Joan recalled the bucolic days of her youth.
"We really lived up here like country kids," she said. "After school, my brother and I disappeared into the canyons with the other kids from the hills around us. Nobody worried about us. Mom rang a bell for dinner and we listened for the sound and then raced home."
Life up there was not for everyone. There were rattlesnakes, power outages (once electricity was installed) and mudslides. After a garbage truck flipped over on a bad curve, neighbors were told to leave their cans on Moody - for the safety of the drivers.
Rebuilding after challenges
The family’s life changed forever when Thomas Sherlock, just 50 years old, died of a heart attack in 1963. He had been serving as deputy mayor, and the council officially named Sherlock Road in his honor. Trudy, now a single mother, kept her job and held the family and home together.

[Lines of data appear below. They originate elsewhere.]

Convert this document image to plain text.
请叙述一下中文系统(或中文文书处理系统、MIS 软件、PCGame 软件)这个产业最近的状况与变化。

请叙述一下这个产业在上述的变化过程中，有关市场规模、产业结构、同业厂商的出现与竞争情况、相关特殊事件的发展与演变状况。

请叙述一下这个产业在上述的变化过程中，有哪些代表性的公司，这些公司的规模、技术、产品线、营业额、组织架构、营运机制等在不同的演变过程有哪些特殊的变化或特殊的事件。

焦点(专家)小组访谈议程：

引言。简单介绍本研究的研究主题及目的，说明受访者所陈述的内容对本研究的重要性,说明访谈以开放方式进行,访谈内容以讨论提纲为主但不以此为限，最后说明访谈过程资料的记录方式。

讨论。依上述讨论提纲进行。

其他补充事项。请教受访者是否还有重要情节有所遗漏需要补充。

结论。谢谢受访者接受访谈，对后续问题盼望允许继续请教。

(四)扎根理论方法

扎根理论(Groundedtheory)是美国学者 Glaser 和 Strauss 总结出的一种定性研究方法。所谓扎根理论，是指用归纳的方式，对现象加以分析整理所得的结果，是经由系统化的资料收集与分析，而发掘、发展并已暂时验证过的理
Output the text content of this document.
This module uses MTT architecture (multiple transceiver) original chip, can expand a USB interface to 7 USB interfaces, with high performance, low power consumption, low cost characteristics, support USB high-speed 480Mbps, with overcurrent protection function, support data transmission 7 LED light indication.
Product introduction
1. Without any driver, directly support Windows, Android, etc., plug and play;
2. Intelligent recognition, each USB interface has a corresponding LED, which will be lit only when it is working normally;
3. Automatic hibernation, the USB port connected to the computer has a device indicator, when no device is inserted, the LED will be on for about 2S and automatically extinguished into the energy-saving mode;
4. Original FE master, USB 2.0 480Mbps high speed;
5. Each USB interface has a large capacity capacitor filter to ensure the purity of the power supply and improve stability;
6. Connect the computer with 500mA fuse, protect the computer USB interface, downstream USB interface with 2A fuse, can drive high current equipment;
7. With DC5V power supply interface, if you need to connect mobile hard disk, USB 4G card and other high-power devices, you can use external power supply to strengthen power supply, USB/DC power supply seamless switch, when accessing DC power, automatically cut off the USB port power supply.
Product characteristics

But by 1991, the kids were grown and Trudy was ready to downsize. Joan offered to buy the house and, with a new job in marketing in Silicon Valley, moved back to her childhood home with daughters Jacqueline, Anika and Tavia.
"I wanted them to have this sense of place," Joan said.
Their lives were badly shaken in November 1995 when a fire broke out at the house at 2:30 a.m. Joan got the girls to safety and then - in those days before cellphones - roused the neighbors to call the fire department. Her car survived, and firefighters found her keys in the ashes of the kitchen. But just about everything else was lost. Investigators think the fire began in the home’s ancient wiring.
They rebuilt. The walls were new, but the memories remained.
Today, the house is stunning, blending the colors of the hillside with a Craftsman style. The fire played its part in transforming the old cottage into a five-bedroom beauty. Its 21st-century kitchen looks out on the same view the Sherlocks have known all of their lives.
"When my brother and I were kids, this whole area was our backyard," Joan reminisced. "In spite of everything, we have been so lucky. Our parents came here and gave us such an idyllic childhood. And now we are here, too. I feel they have left us a legacy of paradise."
Robin Chapman is a journalist and the author of "California Apricots: The Lost Orchards of Silicon Valley" (History Press, 2013).